La travesía siguió por Plato, Magdalena, en busca de la historia del hombre caimán, aquella leyenda que se hizo canción y que pareciera morirse ahogada en el bochorno de este pueblo de pescadores y comerciantes. “Existen muchas versiones —dice Carlos—, pero nadie conoce la real. Yo la monté con mi banda en Cumbia House y la presento los fines de semana”. Ese esfuerzo vale la pena, porque el festival creado en honor al hombre que se volvió caimán no se realiza hace cuatro años y la única evidencia que subsiste en Plato es un par de estatuas ya cuarteadas que se resisten a desaparecer, como la leyenda.

El recorrido por los recuerdos del cantante samario nos llevaría después a Sucre, siguiéndoles el rastro a los cantos de vaquería, aquellos versos que curtidos jinetes entonan durante largas jornadas para llevar el ganado a través de la sabana. Vives recuerda haberlos escuchado en su niñez, en una finca ganadera de un tío cerca de Santa Marta donde solía pasar vacaciones. “En esos cantos descubrí la musicalidad del vallenato, que se fundiría con las historias que los juglares llevaban de pueblo en pueblo. El vallenato tiene mucho de ese costeño finquero”, concluye Vives.

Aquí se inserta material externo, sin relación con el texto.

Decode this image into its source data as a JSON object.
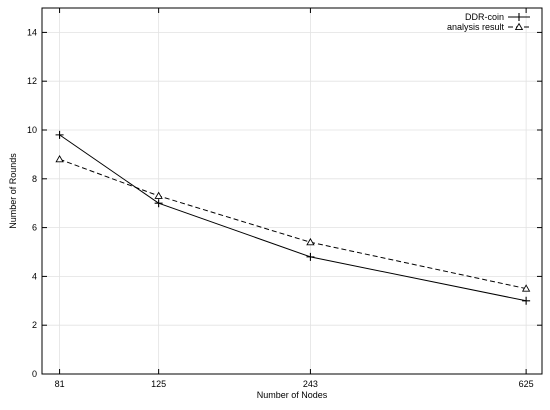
{
  "chart_data": {
    "type": "line",
    "title": "",
    "xlabel": "Number of Nodes",
    "ylabel": "Number of Rounds",
    "categories": [
      "81",
      "125",
      "243",
      "625"
    ],
    "x": [
      81,
      125,
      243,
      625
    ],
    "x_scale": "log",
    "xlim": [
      75,
      670
    ],
    "ylim": [
      0,
      15
    ],
    "yticks": [
      "0",
      "2",
      "4",
      "6",
      "8",
      "10",
      "12",
      "14"
    ],
    "grid": true,
    "legend": "top-right",
    "series": [
      {
        "name": "DDR-coin",
        "values": [
          9.8,
          7.0,
          4.8,
          3.0
        ],
        "line_style": "solid",
        "marker": "plus",
        "color": "#000000"
      },
      {
        "name": "analysis result",
        "values": [
          8.8,
          7.3,
          5.4,
          3.5
        ],
        "line_style": "dashed",
        "marker": "triangle",
        "color": "#000000"
      }
    ]
  }
}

Ya para no salir de la costa Caribe, la siguiente parada se haría en la media Guajira, en Manaure. El objetivo fue escudriñar los secretos de tejedoras wayuu, esas mujeres que durante siglos han seguido al pie de la letra una tradición de plasmar en sus artesanías los colores y las figuras que reflejan su entorno y cosmogonía. Visitando las rancherías, afectadas por la falta de agua potable y alimentos, descubrimos cómo un puñado de indígenas decidió utilizar su sabiduría con los hilos, las agujas y los telares para ayudar a salvar a sus niños de la muerte.

De su vida universitaria en Bogotá, cuando recorrió los sitios de rumba y descubrió en Ramón Antigua la forma de ganarse cada semana los concursos de canto para llevarse dos botellas de aguardiente, Vives rescató al Brujo, un negro de mostacho y boina que entonaba como nadie los boleros y que encantaba a los asistentes hasta el amanecer con sus relatos fantásticos traídos desde el río Atrato. Por eso el siguiente tiquete en este viaje fue para Quibdó.

Allí fuimos develando la fantástica historia de un hombre que cursó hasta cuarto de primaria, pero que se ganó el mote de Brujo, porque de sus manos empezaron a brotar verdaderas obras de arte desde muy niño: canciones escritas en una caligrafía impecable e irrepetible, guitarras, bongós, timbales, piezas de orfebrería, carrozas gigantes con movimiento. Alfonso Córdoba murió en 2009 a los 83 años, dejando una huella profunda en la musicalidad en su departamento.

Pero para que el viaje fuera completo había que pasar por nuestras selvas de la Amazonia. Vives propuso, entonces, una travesía para descubrir en Santiago, Putumayo, los sitios que inspiraron la obra de su amigo y tocayo, Carlos Jacanamijoy. ¿De dónde podría salir semejante explosión de color? La respuesta se encuentra en esta travesía por los lugares que marcaron la infancia del maestro Jaca.

De allí fuimos a La Chorrera, un lugar con ingratos recuerdos por la masacre cometida por ingleses y peruanos, que asesinaron sistemáticamente cerca de setenta mil indígenas para extraer del corazón de la selva el caucho, el oro blanco, sobre el que rodaría el progreso de la humanidad, tras la invención del automóvil. En una misteriosa maloka, a la luz del fuego del mambeadero encontramos al cacique Noé Siake, el último ocaina que habla la lengua ancestral de su pueblo.

La travesía culminó en Bogotá, la capital que ha visto nacer cientos de artistas. La movida bogotana, así la llamaron en los años 60, cuando nacían grupos de rock y la música protesta encontraba su público y la salsa se abría espacio en el frío capitalino. Un grupo de amigos de Vives, que compartió con él ese movimiento, reconstruyeron la historia al sabor de una cena en Gaira.

Así se completó un recorrido por ocho ciudades, ocho lugares que invitan a pensar, como lo dice Vives en su editorial, en una Colombia fantástica, humilde e incluyente, que vive en la paz de sus canciones.